Die Armee versucht seit der Einnahme der Rebellenhochburg Slawjansk am vergangenen Samstag auch die strategisch bedeutsamen Großstädte Donezk und Luhansk (Lugansk) einzukesseln, um die dortigen Aufständischen zu vertreiben. Am Freitag waren unter anderem rund um den schwer beschädigten und seit den Kämpfen im Mai geschlossenen Flughafen von Donezk Flugzeuge am Himmel zu sehen und schweres Artilleriefeuer sowie Flakgeschütze zu hören.
Aus Furcht vor Bombardierungen flohen dutzende Familien aus der Stadt. Im Hauptbahnhof standen etwa 200 Menschen Schlange vor den Fahrkartenschaltern. Die Rebellen zeigten sich unterdessen weiterhin entschlossen, Donezk und das 500.000 Einwohner zählende Luhansk zu verteidigen.

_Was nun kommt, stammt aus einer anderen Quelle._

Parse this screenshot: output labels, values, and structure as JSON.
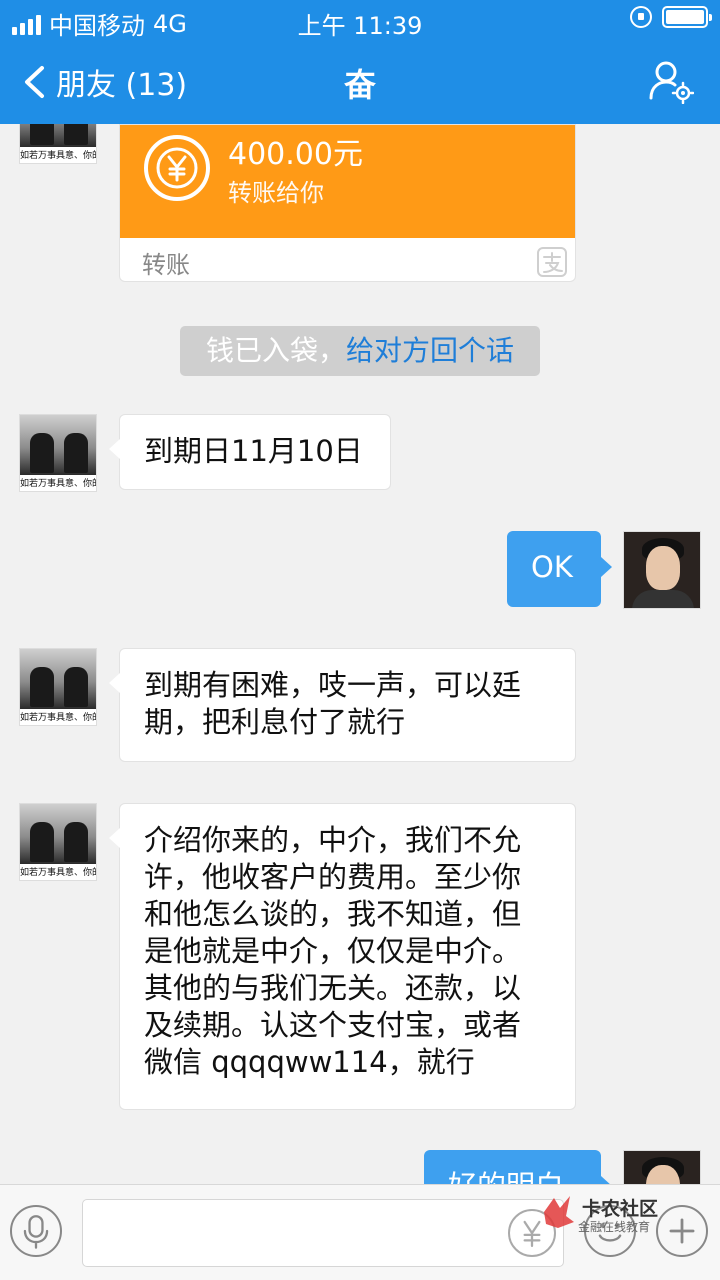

Nach Angaben des ukrainischen Verteidigungsministeriums starben allein am Freitag in der Früh 19 Soldaten bei einem Raketenangriff in der Nähe der Ortschaft Rowenki bei Luhansk, einer der schwersten Verluste der Regierungstruppen seit Beginn des Konflikts. Der ukrainische Präsident Petro Poroschenko erklärte: "Für jeden toten Soldaten werden die Rebellen mit dem Tod von dutzenden und hunderten ihrer Kämpfer bezahlen". Die Armee teilte unterdessen mit, fast hundert Rebellen "eliminiert" zu haben.
In einem aktuellen Bericht von Amnesty International heißt es, sowohl Aufständische als auch Soldaten hätten sich "gravierende Menschenrechtsverletzungen" zuschulden kommen lassen. Aktivisten, Demonstranten und Geiseln seien nach eigenen Schilderungen auf "erschütternde" Weise behandelt worden. Vor allem die Rebellen nahmen Amnesty zufolge zahlreiche Geiseln. Diese seien "oft brutal geschlagen und gefoltert" worden.
Der russische UNO-Botschafter Witali Tschurkin forderte die Führung in Kiew zu einer sofortigen Feuerpause auf. "Unter dem Deckmantel eines Friedensplans zieht Präsident Poroschenko unbarmherzig eine Militäraktion gegen die eigene Bevölkerung durch", sagte er. Tschurkin machte Druck wegen einer Ukraine-Resolution des UNO-Sicherheitsrats. "Wir haben heute einige Elemente kommuniziert und erwarten bis Montag, 10 Uhr (Ortszeit), Antworten", sagte er in New York. Bisherige Vorstöße waren am Widerstand westlicher Staaten gescheitert, die Moskau vorwarfen, einseitig Kiew zu beschuldigen.
Poroschenko versicherte nach Angaben des Präsidialamts in einem Telefonat mit der deutschen Bundeskanzlerin Angela Merkel seine Bereitschaft zu einer "beidseitigen Waffenruhe". Gleichzeitig habe Poroschenko in dem Gespräch am Donnerstagabend betont, dass eine Kontrolle der Grenze zu Russland unerlässlich sei. Nur so könne ein Einsickern von Waffen und Kämpfern aus dem Nachbarland verhindert werden.
Die deutsche Bundesregierung teilte mit, "Gespräche der Kontaktgruppe aus Vertretern der Ukraine, Russlands und der OSZE mit Vertretern der Separatisten" seien "dringend notwendig". Merkel mahnte Poroschenko demnach, "bei seinem legitimen Vorgehen gegen die Separatisten die Verhältnismäßigkeit zu wahren".
Merkel will am Sonntag am Rande des Fußball-WM-Finales in Rio de Janeiro kurz mit dem russischen Präsidenten Wladimir Putin über die Ukraine-Krise sprechen, wie Putins Sprecher Dmitri Peskow mitteilte. Merkel reist mit dem deutschen Bundespräsident Joachim Gauck zum Finale Deutschland gegen Argentinien. Dazu wird auch Putin erwartet. Russland ist 2018 nächster Gastgeber der Weltmeisterschaft. Regierungssprecher Steffen Seibert hielt ein Gespräch für "möglich".
Poroschenko hatte eine von ihm ausgerufene einseitige und ständig durchbrochene Waffenruhe in der vergangenen Woche für beendet erklärt. Das Militär setzte daraufhin seine Offensive gegen die Regierungsgegner im Osten fort. Das kommissarische Oberhaupt der ukrainisch-orthodoxen Kirche des Moskauer Patriarchats, Metropolit Onufri, rief die Rebellen am Freitag auf, ihre Waffen niederzulegen.